Since the end of the First World War, during which Luxembourg was occupied by Germany, the number of communes has dropped steadily. In 1920, Luxembourg City was expanded, annexing four surrounding communes. Another wave of mergers took place in the 1970s when sparsely populated areas in the north and west of the country were merged to form Lac de la Haute-Sûre, Rambrouch, and Wincrange. 2006 saw the creation of Kiischpelt and Tandel from four smaller communes, further reducing them to just 116. 2012 saw the creation of Käerjeng, Vallée de l'Ernz and Parc Hosingen from smaller communes, and the merger of Clervaux, Esch-sur-Sûre and Schengen into adjacent ones.
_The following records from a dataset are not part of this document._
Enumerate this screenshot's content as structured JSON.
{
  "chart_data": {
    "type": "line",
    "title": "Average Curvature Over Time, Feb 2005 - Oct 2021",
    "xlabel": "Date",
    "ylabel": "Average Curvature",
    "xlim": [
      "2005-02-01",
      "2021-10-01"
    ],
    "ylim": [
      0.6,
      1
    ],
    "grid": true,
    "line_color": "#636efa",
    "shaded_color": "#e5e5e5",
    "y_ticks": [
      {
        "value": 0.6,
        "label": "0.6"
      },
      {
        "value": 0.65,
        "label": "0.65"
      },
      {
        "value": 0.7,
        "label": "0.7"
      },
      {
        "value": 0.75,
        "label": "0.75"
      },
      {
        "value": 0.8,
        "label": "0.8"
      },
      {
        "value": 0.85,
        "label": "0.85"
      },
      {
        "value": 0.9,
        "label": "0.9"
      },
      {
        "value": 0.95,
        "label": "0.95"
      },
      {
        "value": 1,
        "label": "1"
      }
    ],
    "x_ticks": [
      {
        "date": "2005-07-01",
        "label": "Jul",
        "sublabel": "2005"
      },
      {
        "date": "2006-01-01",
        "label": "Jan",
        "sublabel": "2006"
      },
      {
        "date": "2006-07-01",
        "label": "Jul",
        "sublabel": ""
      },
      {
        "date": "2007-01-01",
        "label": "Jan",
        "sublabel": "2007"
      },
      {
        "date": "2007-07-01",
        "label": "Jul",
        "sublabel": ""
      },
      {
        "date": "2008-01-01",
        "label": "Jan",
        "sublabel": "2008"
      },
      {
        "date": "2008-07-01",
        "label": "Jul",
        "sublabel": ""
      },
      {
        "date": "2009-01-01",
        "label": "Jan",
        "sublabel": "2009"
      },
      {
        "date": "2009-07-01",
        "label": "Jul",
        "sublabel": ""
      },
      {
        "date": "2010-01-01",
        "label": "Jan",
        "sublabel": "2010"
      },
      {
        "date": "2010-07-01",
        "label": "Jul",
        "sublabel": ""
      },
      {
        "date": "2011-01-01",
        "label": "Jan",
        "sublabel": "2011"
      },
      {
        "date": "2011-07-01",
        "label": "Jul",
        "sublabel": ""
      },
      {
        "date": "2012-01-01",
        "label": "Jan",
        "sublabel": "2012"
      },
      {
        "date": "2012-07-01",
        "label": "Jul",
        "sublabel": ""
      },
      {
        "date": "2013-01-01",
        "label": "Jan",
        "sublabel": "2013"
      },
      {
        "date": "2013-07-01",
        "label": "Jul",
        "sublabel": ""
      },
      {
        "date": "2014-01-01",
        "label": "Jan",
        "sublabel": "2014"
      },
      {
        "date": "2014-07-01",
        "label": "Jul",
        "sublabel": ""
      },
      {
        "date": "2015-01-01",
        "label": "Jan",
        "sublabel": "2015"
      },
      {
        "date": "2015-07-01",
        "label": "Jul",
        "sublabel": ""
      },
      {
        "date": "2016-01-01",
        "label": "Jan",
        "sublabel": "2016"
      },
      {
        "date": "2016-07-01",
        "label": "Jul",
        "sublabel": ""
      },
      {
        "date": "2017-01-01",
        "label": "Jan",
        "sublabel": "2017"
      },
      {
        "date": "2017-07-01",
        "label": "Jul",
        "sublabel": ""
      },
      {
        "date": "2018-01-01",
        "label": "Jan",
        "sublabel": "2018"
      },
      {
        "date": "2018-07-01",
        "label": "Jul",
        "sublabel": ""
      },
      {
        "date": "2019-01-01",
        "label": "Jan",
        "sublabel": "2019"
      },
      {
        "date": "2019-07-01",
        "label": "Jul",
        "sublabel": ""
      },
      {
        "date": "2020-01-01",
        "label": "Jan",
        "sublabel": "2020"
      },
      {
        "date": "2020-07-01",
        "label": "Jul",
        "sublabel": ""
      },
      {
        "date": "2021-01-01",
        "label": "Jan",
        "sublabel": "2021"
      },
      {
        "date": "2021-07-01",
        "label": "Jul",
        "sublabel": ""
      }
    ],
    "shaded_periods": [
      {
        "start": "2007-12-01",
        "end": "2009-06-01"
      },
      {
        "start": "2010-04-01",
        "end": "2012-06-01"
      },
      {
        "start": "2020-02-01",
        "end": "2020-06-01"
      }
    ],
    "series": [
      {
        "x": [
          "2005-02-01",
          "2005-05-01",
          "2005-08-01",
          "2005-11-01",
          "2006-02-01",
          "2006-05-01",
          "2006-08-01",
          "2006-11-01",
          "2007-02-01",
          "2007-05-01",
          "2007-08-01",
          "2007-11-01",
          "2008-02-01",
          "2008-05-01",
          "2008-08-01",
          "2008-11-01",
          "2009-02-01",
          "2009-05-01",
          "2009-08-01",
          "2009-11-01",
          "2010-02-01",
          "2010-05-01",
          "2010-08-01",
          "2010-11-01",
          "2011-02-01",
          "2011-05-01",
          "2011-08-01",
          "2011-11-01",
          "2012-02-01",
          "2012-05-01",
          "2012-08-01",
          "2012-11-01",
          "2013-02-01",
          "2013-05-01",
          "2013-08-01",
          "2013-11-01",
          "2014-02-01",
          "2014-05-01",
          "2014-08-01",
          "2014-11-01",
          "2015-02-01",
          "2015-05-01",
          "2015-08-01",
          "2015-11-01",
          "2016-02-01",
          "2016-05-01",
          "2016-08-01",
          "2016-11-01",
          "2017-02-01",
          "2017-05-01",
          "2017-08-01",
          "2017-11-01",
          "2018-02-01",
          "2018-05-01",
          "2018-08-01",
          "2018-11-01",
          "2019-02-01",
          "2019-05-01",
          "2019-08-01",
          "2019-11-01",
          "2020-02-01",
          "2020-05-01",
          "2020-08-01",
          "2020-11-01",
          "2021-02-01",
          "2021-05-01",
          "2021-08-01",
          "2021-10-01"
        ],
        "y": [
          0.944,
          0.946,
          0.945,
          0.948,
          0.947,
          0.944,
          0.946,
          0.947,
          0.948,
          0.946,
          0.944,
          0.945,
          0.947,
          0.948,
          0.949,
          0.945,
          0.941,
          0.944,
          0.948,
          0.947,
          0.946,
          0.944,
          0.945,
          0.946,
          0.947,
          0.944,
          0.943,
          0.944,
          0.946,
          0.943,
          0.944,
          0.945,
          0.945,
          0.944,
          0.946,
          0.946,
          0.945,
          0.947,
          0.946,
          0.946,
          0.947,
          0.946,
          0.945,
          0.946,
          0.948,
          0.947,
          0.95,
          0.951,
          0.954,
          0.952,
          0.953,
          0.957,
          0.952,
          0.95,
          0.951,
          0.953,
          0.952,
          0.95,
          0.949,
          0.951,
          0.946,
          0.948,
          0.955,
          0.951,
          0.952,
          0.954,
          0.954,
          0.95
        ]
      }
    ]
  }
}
Eschweiler was merged into Wiltz in 2015. In 2018, the communes of Boevange-sur-Attert and Tuntange merged into the new commune of Helperknapp, Septfontaines and Hobscheid into the new commune of Habscht, and Rosport and Mompach into the new commune of Rosport-Mompach. Following the mergers of Bous and Waldbredimus into the new commune of Bous-Waldbredimus, and the merger of Grosbous and Wahl into Groussbus-Wal in 2023, there are now only 100 communes.